# Canon A310 vs. A75



## Lord_Istari (1. Mai 2004)

Hallo!

Ich wollte mir für Schnappschüsse, Parties, etc mal ne "preiswerte" digitale zulegen, da mir die gute zu Schade dafür ist. Nun suche ich schon ne Weile und lese auch einiges und stehe nun vor der Frage, welche ich nehmen soll.

Canon Power Shot A310 (für ca. 170 €) oder
Canon Power Shat A 75 (für ca. 270 €)?

Lohnt es sich wirklich, für Schnappschüsse die 100€ mehr zu investieren?
Hat vielleicht mal wer nen paar Aufnahmen von einer dieser Cams, damit man sich die Qualität mal ansehen kann?

mfg
Istari


----------



## Nacron (3. Mai 2004)

für schnappschüsse kann ich dir die a310 nicht empfehlen da sie keinen optischen zoom besitzt und du somit keine möglichkeiten hasst irgendwie mehr oder weniger aufs bild zu bekommen ...

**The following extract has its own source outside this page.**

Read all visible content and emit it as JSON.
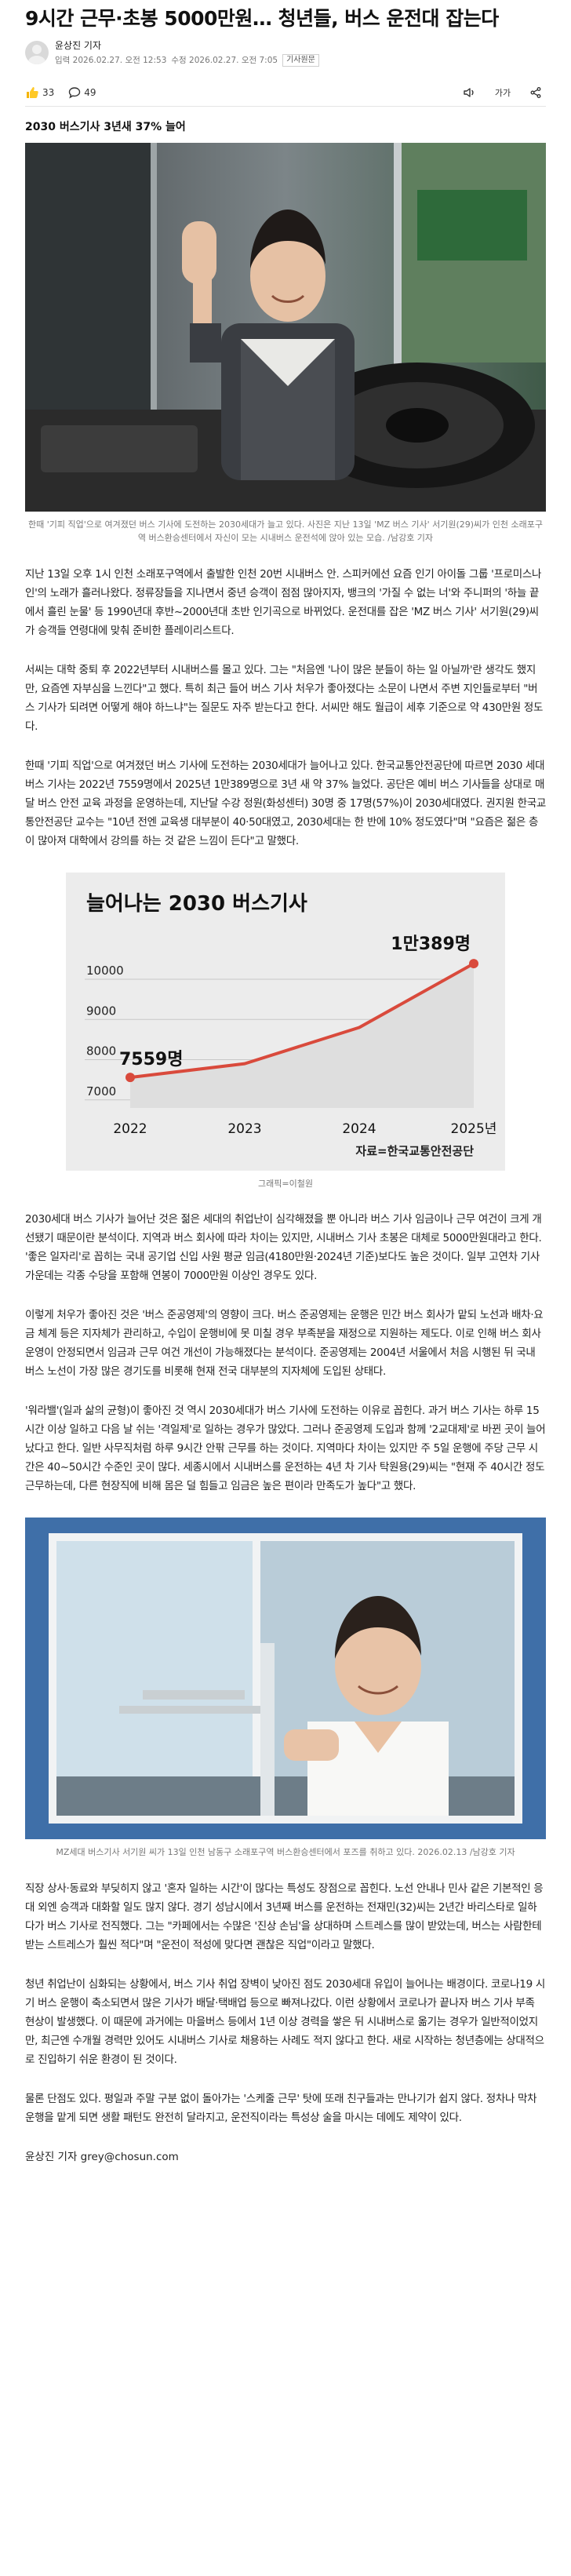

ich kann dir die a60 empfehlen diese ist ziehmlich billig  149€ bei amazon (versandkostenfrei)

hatt zwar nur 2 megapixel aber super bildqualität (es kommt nich nur auf die megapixel an) ... für prints wird die cam auch reichen zwar nur für fotogröße und nicht für a4 (min. 6 mp) aber ich schätze mal mehr willst du auch nich... 

*Technische Daten:*
2.0 Megapixel CCD • max.1600x1200 Pixel • optischer Zoom (35-105mm) • 2,5x digitaler Zoom • 1,5" Farb-LCD-TFT • Compact Flash Typ I Slot • USB 1.1

*Liste bei Geizhals:* 
http://www.geizhals.at/deutschland/a48077.html


----------



## Lord_Istari (4. Mai 2004)

Danke für die Antwort!

Das ganze kommt ja meinen eigenen Vorlieben sehr entgegen, da ich selber auch nicht unbedingt dran dachte, für das bißchen mehr 270€ zu zahlen...


----------